Ad un tratto mi misi seduta per la frustrazione e decisi di andare a fare una passeggiata, magari stare all'aperto mi avrebbe aiutato a mettere in chiaro le idee e aprirmi la mente, l'aria fresca mi aveva sempre dato una mano per questioni che mi intrigavano dentro.
"Io esco a fare una passeggiata. Voi?", chiesi alzandomi dal divano e guardandoli giocare al videogioco di Star Wars.
"Ehi ci siete?", insistetti quando non ebbi risposta da nessuno dei due.
"Si scusa, è un momento complicato, sto quasi per uccidere Anakin Skywalker", rispose Dylan, non distogliendo nemmeno lo sguardo dallo schermo e schiacciando i pulsanti della console violentemente, come se potesse distruggere il futuro Darth Vader pigiando su quei tasti tutto da solo e seduto per terra.
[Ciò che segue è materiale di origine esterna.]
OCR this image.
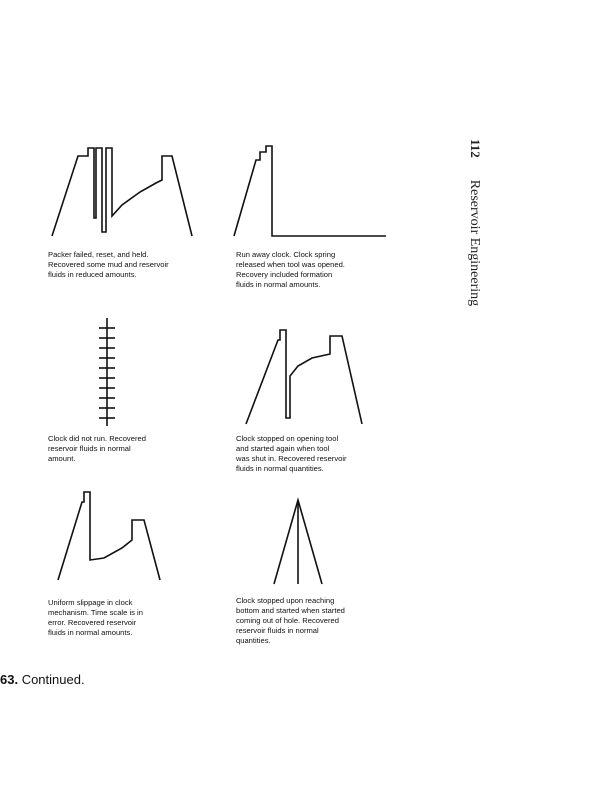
Packer failed, reset, and held.
Recovered some mud and reservoir
fluids in reduced amounts.
Run away clock. Clock spring
released when tool was opened.
Recovery included formation
fluids in normal amounts.
Clock did not run. Recovered
reservoir fluids in normal
amount.
Clock stopped on opening tool
and started again when tool
was shut in. Recovered reservoir
fluids in normal quantities.
Uniform slippage in clock
mechanism. Time scale is in
error. Recovered reservoir
fluids in normal amounts.
Clock stopped upon reaching
bottom and started when started
coming out of hole. Recovered
reservoir fluids in normal
quantities.
63. Continued.
112Reservoir Engineering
"Bel combattimento", commentai sbirciando sullo schermo.
"Hai bisogno di noi per la passeggiata Kate?", chiese Matt e scambiò uno sguardo di due secondi con me, lui era più tranquillo con la console, come se avesse già progettato la prossima mossa contro Dylan, ciò era molto tipico di Matt.
"In realtà speravo diceste di no. Avevo chiesto solo per buona educazione", risposi avviandomi verso l'uscita dalla camera di Matt.
"A stasera", li salutai e loro risposero all'unisono, "Che la forza che sia con te", ovvero una battuta famosa da Star Wars.
Oh sì, avrei proprio avuto bisogno di una forza ultraterrena per arrivare a una conclusione con la mia decisione, perché ogni volta che iniziavo a pensarci, ritornavo sempre al punto di partenza e finivo per interrompere il filo logico per lo spavento del verdetto.
In realtà erano il mio cuore e la mia mente che non stavo riuscendo a far andare d'accordo, il cuore voleva rimanere a Los Angeles per i Waston e la mente richiamava Sydney per i O'Brien, e io non sapevo a chi dare la precedenza.
Se almeno qualsiasi segno, qualsiasi indizio, qualsiasi cosa, avesse aumentato di un punto la mente o il cuore, avrei scelto di seguire la sua direzione. Ma fin ora niente aveva liberato i due percorsi e io non sapevo più come uscirne fuori, mi sentivo intrappolata in un labirinto dove le due strade si incrociavano come dei fitti cespugli.
Camminai per un bel po' fino al centro città, e poi mi fermai un secondo per sentire il vento del mare che mi sfiorava la pelle, era davvero una bella sensazione.
Chiusi gli occhi per farmi accarezzare dal dolce soffio del vento e tolsi le cuffie per sentire il soave rumore delle onde mentre i gabbiani prendevano il volo, volevo diventare una di loro, volevo spiccare su in alto nel cielo e andare ovunque il mio cuore comandasse, senza dover scegliere dove abitare.